Last night was the bee meeting. It's a pretty loose affair, or as my power-mad self sometimes thinks, a ridiculous mess. Anyhow, there are many nice things going on. One of which is that I knit because the chaotic nature of the meeting makes me crazy. Imagine the raglan about an inch longer than the last picture. Got it? Okay.
Well, the swarm that had had rocks thrown at it
seemed to not have a queen the last time I checked. Probably the suburban delinquents had gotten her. So at the meeting, I asked one or two other keepers about a place to order a queen from. Later in the meeting, a member said, "I had two queens hatch out and I only need one. Anyone need a queen?"
I raised my hand. So she reaches into her shirt pocket and draws out a small cardboard box -- maybe the size little tiny firecrackers come in -- bigger than a matchbox, but not much, and says, "Here." Heeee.

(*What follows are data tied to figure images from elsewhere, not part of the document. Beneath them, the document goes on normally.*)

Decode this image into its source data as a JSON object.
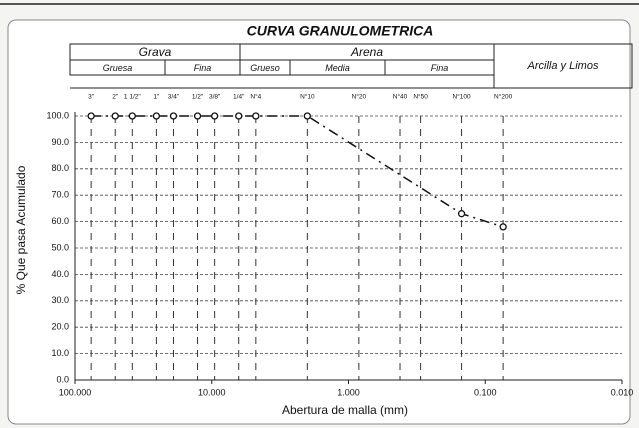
{
  "chart_data": {
    "type": "line",
    "title": "CURVA GRANULOMETRICA",
    "zones": [
      {
        "name": "Grava",
        "parts": [
          "Gruesa",
          "Fina"
        ]
      },
      {
        "name": "Arena",
        "parts": [
          "Grueso",
          "Media",
          "Fina"
        ]
      },
      {
        "name": "Arcilla y Limos",
        "parts": []
      }
    ],
    "x_label": "Abertura de malla (mm)",
    "y_label": "% Que pasa Acumulado",
    "xscale": "log",
    "x_reversed": true,
    "xlim": [
      100,
      0.01
    ],
    "ylim": [
      0,
      100
    ],
    "xticks": [
      {
        "value": 100,
        "label": "100.000"
      },
      {
        "value": 10,
        "label": "10.000"
      },
      {
        "value": 1,
        "label": "1.000"
      },
      {
        "value": 0.1,
        "label": "0.100"
      },
      {
        "value": 0.01,
        "label": "0.010"
      }
    ],
    "yticks": [
      {
        "value": 0,
        "label": "0.0"
      },
      {
        "value": 10,
        "label": "10.0"
      },
      {
        "value": 20,
        "label": "20.0"
      },
      {
        "value": 30,
        "label": "30.0"
      },
      {
        "value": 40,
        "label": "40.0"
      },
      {
        "value": 50,
        "label": "50.0"
      },
      {
        "value": 60,
        "label": "60.0"
      },
      {
        "value": 70,
        "label": "70.0"
      },
      {
        "value": 80,
        "label": "80.0"
      },
      {
        "value": 90,
        "label": "90.0"
      },
      {
        "value": 100,
        "label": "100.0"
      }
    ],
    "sieve_ticks": [
      {
        "value": 76.2,
        "label": "3\""
      },
      {
        "value": 50.8,
        "label": "2\""
      },
      {
        "value": 38.1,
        "label": "1 1/2\""
      },
      {
        "value": 25.4,
        "label": "1\""
      },
      {
        "value": 19.05,
        "label": "3/4\""
      },
      {
        "value": 12.7,
        "label": "1/2\""
      },
      {
        "value": 9.525,
        "label": "3/8\""
      },
      {
        "value": 6.35,
        "label": "1/4\""
      },
      {
        "value": 4.76,
        "label": "N°4"
      },
      {
        "value": 2.0,
        "label": "N°10"
      },
      {
        "value": 0.84,
        "label": "N°20"
      },
      {
        "value": 0.42,
        "label": "N°40"
      },
      {
        "value": 0.297,
        "label": "N°50"
      },
      {
        "value": 0.149,
        "label": "N°100"
      },
      {
        "value": 0.074,
        "label": "N°200"
      }
    ],
    "grid": true,
    "series": [
      {
        "color": "#111111",
        "x": [
          76.2,
          50.8,
          38.1,
          25.4,
          19.05,
          12.7,
          9.525,
          6.35,
          4.76,
          2.0,
          0.149,
          0.074
        ],
        "values": [
          100,
          100,
          100,
          100,
          100,
          100,
          100,
          100,
          100,
          100,
          63,
          58
        ]
      }
    ]
  }
}
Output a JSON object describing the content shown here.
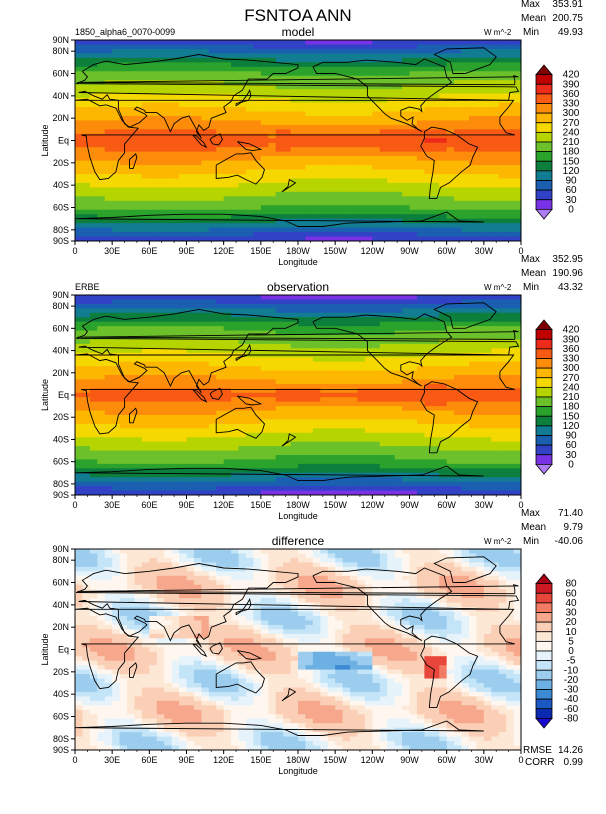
{
  "page_title": "FSNTOA ANN",
  "axis_common": {
    "xlabel": "Longitude",
    "ylabel": "Latitude",
    "x_ticks": [
      "0",
      "30E",
      "60E",
      "90E",
      "120E",
      "150E",
      "180W",
      "150W",
      "120W",
      "90W",
      "60W",
      "30W",
      "0"
    ],
    "y_ticks": [
      "90N",
      "80N",
      "60N",
      "40N",
      "20N",
      "Eq",
      "20S",
      "40S",
      "60S",
      "80S",
      "90S"
    ]
  },
  "chart_data": [
    {
      "type": "heatmap",
      "title": "model",
      "case_label": "1850_alpha6_0070-0099",
      "units": "W m^-2",
      "stats": {
        "max": "353.91",
        "mean": "200.75",
        "min": "49.93"
      },
      "stat_labels": {
        "max": "Max",
        "mean": "Mean",
        "min": "Min"
      },
      "xlabel": "Longitude",
      "ylabel": "Latitude",
      "xlim": [
        0,
        360
      ],
      "ylim": [
        -90,
        90
      ],
      "colorbar": {
        "levels": [
          "420",
          "390",
          "360",
          "330",
          "300",
          "270",
          "240",
          "210",
          "180",
          "150",
          "120",
          "90",
          "60",
          "30",
          "0"
        ],
        "colors": [
          "#7f0000",
          "#bf0000",
          "#ee2a1a",
          "#f85a14",
          "#fc8c0a",
          "#fdb700",
          "#f5d800",
          "#b6d400",
          "#6cc12b",
          "#2aa22c",
          "#0d7f3d",
          "#127c92",
          "#1a5fb0",
          "#3242c6",
          "#7a32e6",
          "#b07cf5"
        ]
      }
    },
    {
      "type": "heatmap",
      "title": "observation",
      "case_label": "ERBE",
      "units": "W m^-2",
      "stats": {
        "max": "352.95",
        "mean": "190.96",
        "min": "43.32"
      },
      "stat_labels": {
        "max": "Max",
        "mean": "Mean",
        "min": "Min"
      },
      "xlabel": "Longitude",
      "ylabel": "Latitude",
      "xlim": [
        0,
        360
      ],
      "ylim": [
        -90,
        90
      ],
      "colorbar": {
        "levels": [
          "420",
          "390",
          "360",
          "330",
          "300",
          "270",
          "240",
          "210",
          "180",
          "150",
          "120",
          "90",
          "60",
          "30",
          "0"
        ],
        "colors": [
          "#7f0000",
          "#bf0000",
          "#ee2a1a",
          "#f85a14",
          "#fc8c0a",
          "#fdb700",
          "#f5d800",
          "#b6d400",
          "#6cc12b",
          "#2aa22c",
          "#0d7f3d",
          "#127c92",
          "#1a5fb0",
          "#3242c6",
          "#7a32e6",
          "#b07cf5"
        ]
      }
    },
    {
      "type": "heatmap",
      "title": "difference",
      "case_label": "",
      "units": "W m^-2",
      "stats": {
        "max": "71.40",
        "mean": "9.79",
        "min": "-40.06"
      },
      "stat_labels": {
        "max": "Max",
        "mean": "Mean",
        "min": "Min"
      },
      "extra_stats": {
        "rmse_label": "RMSE",
        "rmse": "14.26",
        "corr_label": "CORR",
        "corr": "0.99"
      },
      "xlabel": "Longitude",
      "ylabel": "Latitude",
      "xlim": [
        0,
        360
      ],
      "ylim": [
        -90,
        90
      ],
      "colorbar": {
        "levels": [
          "80",
          "60",
          "40",
          "30",
          "20",
          "10",
          "5",
          "0",
          "-5",
          "-10",
          "-20",
          "-30",
          "-40",
          "-60",
          "-80"
        ],
        "colors": [
          "#a50014",
          "#cc1a22",
          "#e8463a",
          "#f27b63",
          "#f7a78c",
          "#fbcfb6",
          "#fde8d6",
          "#fff7ef",
          "#e6f3fb",
          "#c4e4f7",
          "#9ccdef",
          "#6cb0e4",
          "#3c8ad4",
          "#1a58c4",
          "#0a2ab4",
          "#1a0ad0"
        ]
      }
    }
  ]
}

I couldn't keep her alive overnight because the temperatures were (thank the Lord) going to drop. I had to hive her that night. The hive is at my sister's house in the opposite direction from home from the bee meeting. I didn't have any clothes with me because I'd borrowed my spouse's non-beemobile car. It was 10:00. My sister was out; my brother in law wasn't answering the phone because he was either getting the boys to bed or asleep. Still, the bees command.
I talked to my sister and she told me how to sneak into the yard. All the way there, I held the box against my skin so the queen wouldn't die. It's hard to focus on your driving when you're thinking about a queen in a box.
Once there, I suited up (bees don't like being messed with at night) and crept into the yard. Right past the bedroom where my brother in law was reading. So I said, "Hi! It's me. Just putting a queen in the hive!" He cracked up.
So I did. Up the rickety ladder to the top of the shed, lifted the hive cover, irritated noises from the bees, loosened the box a little, and just hung it between the bars. Hopefully they'll feed her and chew her free. Then, because she's a virgin, just-hatched queen, she'll learn to fly near the hive, get the lay of the land, and take a mating flight. If all goes well, she'll go back to what will by then be home and lay lots of eggs and make the hive queenright.
And at 6:00 this morning, the swarm I'd started gathering yesterday was all snug in the box. I just drove up, wrapped it in a sheet, and took off. That's why I prefer morning. Yesterday when I started with them, I was, as Eddie Izzard says, "Covered in bees!" They didn't like being brushed off that branch into the box at all. And it was quite hot, and they were all over, and the kids were locked in the car that I was using as a ladder waiting to go to the lake and they were quite hot too.
This morning was much more civilized. If you ignore getting up at 5:30. Plus, the road had spectacular views of San Francisco Bay, which was, in addition to the bees, worth the price of admission. I sang all the way home.
After getting the children up and fed, assembling all of my needs in the car, we headed out to the new bees' home.
First I did the drill: "What do you if a bee gets out while we're driving?"
"We tell you."
"Do you scream
"What do I do?"
"Roll down the window."
"And the bee?"
"Flies out the window."
"Good. Off we go."
Set up the hive, opened the box, dumped them in the hive, and -- bees everywhere!
Folks in the suits are the homeowners. They're going to board the bees for me.
Soon they settled down in the hive quite nicely and even found a nice bed of lavender.
After we did some schoolwork, I found a bit of time to spin. Unfortunately, Thing 4 declined her nap, so it was "spinning" punctuated with "Please don't touch that. Please!" Maybe I'm getting better. Maybe not.
Well, honeycomb takes time for the bees, so I expect yarn will take time for me.